Swiss Mass Migration Initiative
A poster against the "mass immigration initiative" of the Swiss People's Party SVP is seen at the main train station in Zurich on Feb. 1, 2014. Reuters/Ruben Sprich

Update 5:30 p.m. EST: Reacting to the vote, Swiss Justice Minister Simonetta Sommaruga said, "This is a turning point, a change of system with far- reaching consequences for Switzerland," Reuters reported.

The European Commission in Brussels said in a statement that the vote went against the principle of free movement of people. It said it would examine the implications for its relations with Switzerland, taking into account the position of the government, which had urged citizens, to no avail, to vote no.

"For us, EU-Swiss relations come as a package," said Hannes Swoboda, a member of the European Parliament. "If Switzerland suspends immigration from the EU, it will not be able to count on all the economic and trade benefits it is currently enjoying. We will not allow ... cherry-picking."

Original story:

Swiss voters apparently have restored strict immigration quotas, ending a pact with the European Union, returns showed Sunday.

In a referendum, about 50.3 percent voted in favor of ending the Swiss-EU pact on free movement of people, Swiss TV reported.

While neutral Switzerland is not a member of the EU, its immigration policy is based on free movement of people to and from the EU, as well as allowing in a restricted number of non-EU citizens.

The vote, which comes 12 years after an agreement with the EU on free movement of people came into force, could hurt an economy dependent on foreign professionals by increasing red tape and jeopardizing bilateral accords, Reuters notes.

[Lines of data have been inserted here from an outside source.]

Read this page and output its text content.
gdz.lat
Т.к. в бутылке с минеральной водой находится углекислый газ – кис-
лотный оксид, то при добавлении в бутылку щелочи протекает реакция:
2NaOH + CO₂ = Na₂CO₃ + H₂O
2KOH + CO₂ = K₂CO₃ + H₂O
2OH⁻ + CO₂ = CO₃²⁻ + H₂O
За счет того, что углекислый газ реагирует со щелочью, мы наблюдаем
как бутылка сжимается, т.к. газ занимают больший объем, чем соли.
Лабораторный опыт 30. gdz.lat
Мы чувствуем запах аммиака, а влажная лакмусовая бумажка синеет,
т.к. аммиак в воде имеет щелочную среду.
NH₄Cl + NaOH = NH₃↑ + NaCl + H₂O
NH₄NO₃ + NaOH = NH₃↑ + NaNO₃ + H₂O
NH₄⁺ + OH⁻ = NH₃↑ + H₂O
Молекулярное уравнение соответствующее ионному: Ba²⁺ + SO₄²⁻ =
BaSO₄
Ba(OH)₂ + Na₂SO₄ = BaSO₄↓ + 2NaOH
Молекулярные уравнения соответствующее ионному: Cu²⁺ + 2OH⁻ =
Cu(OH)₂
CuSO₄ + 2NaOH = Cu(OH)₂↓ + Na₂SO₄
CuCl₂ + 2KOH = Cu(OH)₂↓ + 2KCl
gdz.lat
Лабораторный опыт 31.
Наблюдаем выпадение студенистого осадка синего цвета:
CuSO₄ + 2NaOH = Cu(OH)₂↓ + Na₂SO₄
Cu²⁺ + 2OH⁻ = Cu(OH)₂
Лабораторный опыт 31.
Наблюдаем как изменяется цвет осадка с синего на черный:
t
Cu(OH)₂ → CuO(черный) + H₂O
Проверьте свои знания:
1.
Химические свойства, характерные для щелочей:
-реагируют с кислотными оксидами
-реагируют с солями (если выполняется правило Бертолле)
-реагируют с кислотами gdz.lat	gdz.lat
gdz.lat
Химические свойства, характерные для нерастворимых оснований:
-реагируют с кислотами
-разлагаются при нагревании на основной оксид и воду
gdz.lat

Just over half of voters backed the so-called "Stop mass immigration" initiative, which also won the required majority approval in more than half of Swiss cantons or regions, Swiss television said. The outcome obliges the government to make the initiative, spearheaded by the right-wing Swiss People's Party (SVP), into law.

It reflects growing concern among the Swiss population that immigrants are eroding the nation's distinctive Alpine culture and contributing to rising rents, crowded transport and more crime.

Opponents of the move say it could exacerbate a shortage of skilled workers the country, which is home to Roche, Novartis, UBS, Nestle and other multinationals filled with foreign professionals.

"Explanatory and constructive talks with the EU are needed urgently," the Swiss Banking Association tweeted after the result.

The union has already warned the Swiss that they cannot just choose the aspects they like.

French-speaking areas largely opposed the quotas, German-speaking regions were divided, and the Italian-speaking canton of Ticino was strongly in favor.

Switzerland's economy is booming, and unemployment is low, but many Swiss worry about immigration. A quarter of the population is of foreign origin, and last year 80,000 new immigrants arrived.

Since 2007, most of the EU's 500 million residents have been on an equal footing with locals in the Swiss job market - the result of a policy voted into law in a 2000 referendum.